Nowojorski tytan, ba! gladiator jazzowej trąbki, Peter
Evans raczy nas swoją muzyką już od ponad dekady. Nie brakowało w niej
krwistych, solowych ekspozycji, kompetentnych, swobodnych improwizacji w gronie
bliższych lub dalszych przyjaciół, czy formacji dewastujących sztafaż
kompozycyjny muzyka, w ramach kwartetów, czy też kwintetów firmowanych jego
personaliami. O ile dwie pierwsze kategorie na ogół skutecznie przyciągały moją
uwagę i sprawiały, że uczucie przyjemności bywało niezbywalne, o tyle trzecia
kategoria nie zawsze budziła entuzjazm i kazała sięgać po jeszcze.
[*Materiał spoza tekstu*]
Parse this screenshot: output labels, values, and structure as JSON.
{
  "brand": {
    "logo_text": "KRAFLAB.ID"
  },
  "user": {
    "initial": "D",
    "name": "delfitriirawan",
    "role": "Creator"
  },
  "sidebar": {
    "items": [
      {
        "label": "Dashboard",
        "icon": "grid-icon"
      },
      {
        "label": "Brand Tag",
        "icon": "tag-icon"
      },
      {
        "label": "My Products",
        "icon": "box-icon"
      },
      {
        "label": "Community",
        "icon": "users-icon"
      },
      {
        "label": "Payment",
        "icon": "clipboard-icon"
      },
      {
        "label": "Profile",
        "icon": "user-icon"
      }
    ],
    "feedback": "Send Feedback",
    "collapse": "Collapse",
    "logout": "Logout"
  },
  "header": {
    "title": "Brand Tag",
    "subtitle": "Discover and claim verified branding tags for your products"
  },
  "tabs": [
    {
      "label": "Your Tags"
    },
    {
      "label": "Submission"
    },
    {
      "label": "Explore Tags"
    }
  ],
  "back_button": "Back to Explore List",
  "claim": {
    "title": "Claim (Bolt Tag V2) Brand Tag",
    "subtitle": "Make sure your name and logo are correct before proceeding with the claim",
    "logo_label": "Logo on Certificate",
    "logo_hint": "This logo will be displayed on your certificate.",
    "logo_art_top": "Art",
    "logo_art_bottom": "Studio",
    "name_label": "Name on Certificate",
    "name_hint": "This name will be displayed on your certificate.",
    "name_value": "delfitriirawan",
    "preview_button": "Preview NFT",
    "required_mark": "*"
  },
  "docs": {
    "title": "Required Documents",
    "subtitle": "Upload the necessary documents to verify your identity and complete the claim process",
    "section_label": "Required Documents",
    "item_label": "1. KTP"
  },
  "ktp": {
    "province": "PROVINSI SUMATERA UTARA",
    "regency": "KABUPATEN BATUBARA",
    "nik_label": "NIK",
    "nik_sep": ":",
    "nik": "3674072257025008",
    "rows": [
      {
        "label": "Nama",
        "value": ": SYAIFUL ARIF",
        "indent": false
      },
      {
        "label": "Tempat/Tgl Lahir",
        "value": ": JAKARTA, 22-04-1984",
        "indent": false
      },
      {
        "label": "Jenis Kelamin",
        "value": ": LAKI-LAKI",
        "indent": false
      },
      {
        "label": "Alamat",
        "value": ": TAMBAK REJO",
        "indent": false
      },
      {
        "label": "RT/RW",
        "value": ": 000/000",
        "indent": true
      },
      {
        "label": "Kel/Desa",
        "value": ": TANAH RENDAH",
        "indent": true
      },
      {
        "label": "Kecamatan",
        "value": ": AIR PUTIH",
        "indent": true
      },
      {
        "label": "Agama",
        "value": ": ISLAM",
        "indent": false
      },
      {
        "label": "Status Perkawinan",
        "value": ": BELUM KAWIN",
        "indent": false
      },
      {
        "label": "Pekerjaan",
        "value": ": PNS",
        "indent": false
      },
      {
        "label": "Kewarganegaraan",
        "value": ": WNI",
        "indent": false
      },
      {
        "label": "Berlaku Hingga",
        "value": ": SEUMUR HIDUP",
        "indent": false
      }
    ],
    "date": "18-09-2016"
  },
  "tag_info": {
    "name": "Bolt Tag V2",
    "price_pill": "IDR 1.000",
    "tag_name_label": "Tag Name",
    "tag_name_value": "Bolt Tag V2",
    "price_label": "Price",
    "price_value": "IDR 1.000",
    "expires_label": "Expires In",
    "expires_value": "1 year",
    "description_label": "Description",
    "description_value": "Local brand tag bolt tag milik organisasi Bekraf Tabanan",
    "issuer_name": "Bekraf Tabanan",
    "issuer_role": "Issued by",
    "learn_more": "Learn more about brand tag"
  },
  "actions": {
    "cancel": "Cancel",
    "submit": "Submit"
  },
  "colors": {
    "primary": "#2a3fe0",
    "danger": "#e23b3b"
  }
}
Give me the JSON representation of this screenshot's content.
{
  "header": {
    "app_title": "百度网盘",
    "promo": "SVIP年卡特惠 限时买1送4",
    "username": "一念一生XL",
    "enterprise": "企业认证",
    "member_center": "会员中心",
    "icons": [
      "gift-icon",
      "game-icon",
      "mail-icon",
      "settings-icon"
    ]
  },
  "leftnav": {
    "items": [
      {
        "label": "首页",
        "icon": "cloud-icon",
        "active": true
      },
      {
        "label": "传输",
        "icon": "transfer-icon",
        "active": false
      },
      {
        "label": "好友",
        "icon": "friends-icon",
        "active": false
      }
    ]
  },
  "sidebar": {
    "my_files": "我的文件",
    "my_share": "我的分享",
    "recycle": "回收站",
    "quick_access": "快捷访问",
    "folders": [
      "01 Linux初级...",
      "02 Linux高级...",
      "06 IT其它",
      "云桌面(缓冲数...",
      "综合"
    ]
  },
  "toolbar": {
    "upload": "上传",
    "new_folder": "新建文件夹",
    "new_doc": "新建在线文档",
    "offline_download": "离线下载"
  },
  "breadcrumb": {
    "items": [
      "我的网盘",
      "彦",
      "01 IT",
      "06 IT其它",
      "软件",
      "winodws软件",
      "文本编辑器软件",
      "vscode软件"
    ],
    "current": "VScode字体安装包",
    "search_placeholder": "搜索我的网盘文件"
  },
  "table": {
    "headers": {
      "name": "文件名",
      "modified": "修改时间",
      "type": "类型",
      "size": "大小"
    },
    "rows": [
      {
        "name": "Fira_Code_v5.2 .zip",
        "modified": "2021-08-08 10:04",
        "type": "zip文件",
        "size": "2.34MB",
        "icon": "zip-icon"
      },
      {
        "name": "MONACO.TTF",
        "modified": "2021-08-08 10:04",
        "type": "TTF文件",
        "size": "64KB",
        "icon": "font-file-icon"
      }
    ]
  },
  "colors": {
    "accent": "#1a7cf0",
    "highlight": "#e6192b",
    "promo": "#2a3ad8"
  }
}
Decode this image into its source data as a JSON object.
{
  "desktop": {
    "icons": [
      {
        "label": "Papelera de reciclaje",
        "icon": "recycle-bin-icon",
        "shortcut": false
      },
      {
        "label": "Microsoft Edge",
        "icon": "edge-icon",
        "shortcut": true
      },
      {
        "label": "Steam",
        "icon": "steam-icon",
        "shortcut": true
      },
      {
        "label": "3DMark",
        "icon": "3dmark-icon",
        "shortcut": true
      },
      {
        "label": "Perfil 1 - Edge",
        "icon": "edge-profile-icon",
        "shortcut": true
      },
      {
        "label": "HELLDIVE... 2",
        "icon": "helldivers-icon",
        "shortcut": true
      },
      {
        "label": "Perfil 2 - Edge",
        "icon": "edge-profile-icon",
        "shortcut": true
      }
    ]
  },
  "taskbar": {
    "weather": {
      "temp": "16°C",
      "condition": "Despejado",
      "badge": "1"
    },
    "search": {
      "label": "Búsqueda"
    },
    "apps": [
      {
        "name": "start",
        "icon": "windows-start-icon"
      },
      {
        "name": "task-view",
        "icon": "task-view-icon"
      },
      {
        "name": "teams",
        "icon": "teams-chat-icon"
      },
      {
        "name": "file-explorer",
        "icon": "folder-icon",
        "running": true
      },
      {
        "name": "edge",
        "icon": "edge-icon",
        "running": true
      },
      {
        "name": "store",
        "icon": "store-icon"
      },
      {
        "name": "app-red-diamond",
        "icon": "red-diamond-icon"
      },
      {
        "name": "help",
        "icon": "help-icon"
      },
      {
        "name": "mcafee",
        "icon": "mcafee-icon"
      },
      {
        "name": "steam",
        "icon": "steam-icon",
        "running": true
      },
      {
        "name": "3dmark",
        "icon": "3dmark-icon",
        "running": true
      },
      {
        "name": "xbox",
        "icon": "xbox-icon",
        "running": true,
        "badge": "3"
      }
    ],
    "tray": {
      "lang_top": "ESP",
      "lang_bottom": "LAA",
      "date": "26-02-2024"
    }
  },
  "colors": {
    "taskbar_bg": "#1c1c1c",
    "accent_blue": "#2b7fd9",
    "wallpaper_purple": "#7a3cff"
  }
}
Dziś jest okazja, by pochylić się nad dwoma całkiem nowymi
krążkami Evansa, jednym z kategorii trąbka
solo, drugim – kwintet własny.
Oba wydawnictwa mają jedną cechę bezwzględnie wspólną – nie są dostępne na
typowym, fizycznym nośniku. Pierwsza trafia do nas m.in. na … karcie pamięci,
druga zaś jest jedynie dostępna w plikach mp3
(jak na razie, przynajmniej). Oba albumy
(czy to właściwe określenie, w kontekście w/w nośników?) przynoszą licznym fanom muzyka
dużo radości, z razu jednak zastrzegam, że kreśląc niżej wrażenia z ich
odsłuchu ani przez moment nie będę pozostawał w pozycji na kolanach.
Zacznijmy
od kwintetu i wydawnictwa Genesis (More Is More Records, 2016;
pliki mp3). Firmuje je kwintet Petera Evansa w składzie: Rob Stabinsky (piano,
także w wersji elektrycznej), Tom Blancharte (kontrabas), Sam Pluta (live processing), Jim Black (perkusja, live processing) i lider na trąbce. Formacja
w wersji akustycznej istnieje już co najmniej dekadę, zaś w wersji rozbudowanej
o elektroniczną dekonstrukcję akustycznych dźwięków, prowadzoną na żywym
organizmie, Genesis jest trzecią jej
płytą (Ghosts, 2011; Destination: Void, 2014 - obie More Is More Records).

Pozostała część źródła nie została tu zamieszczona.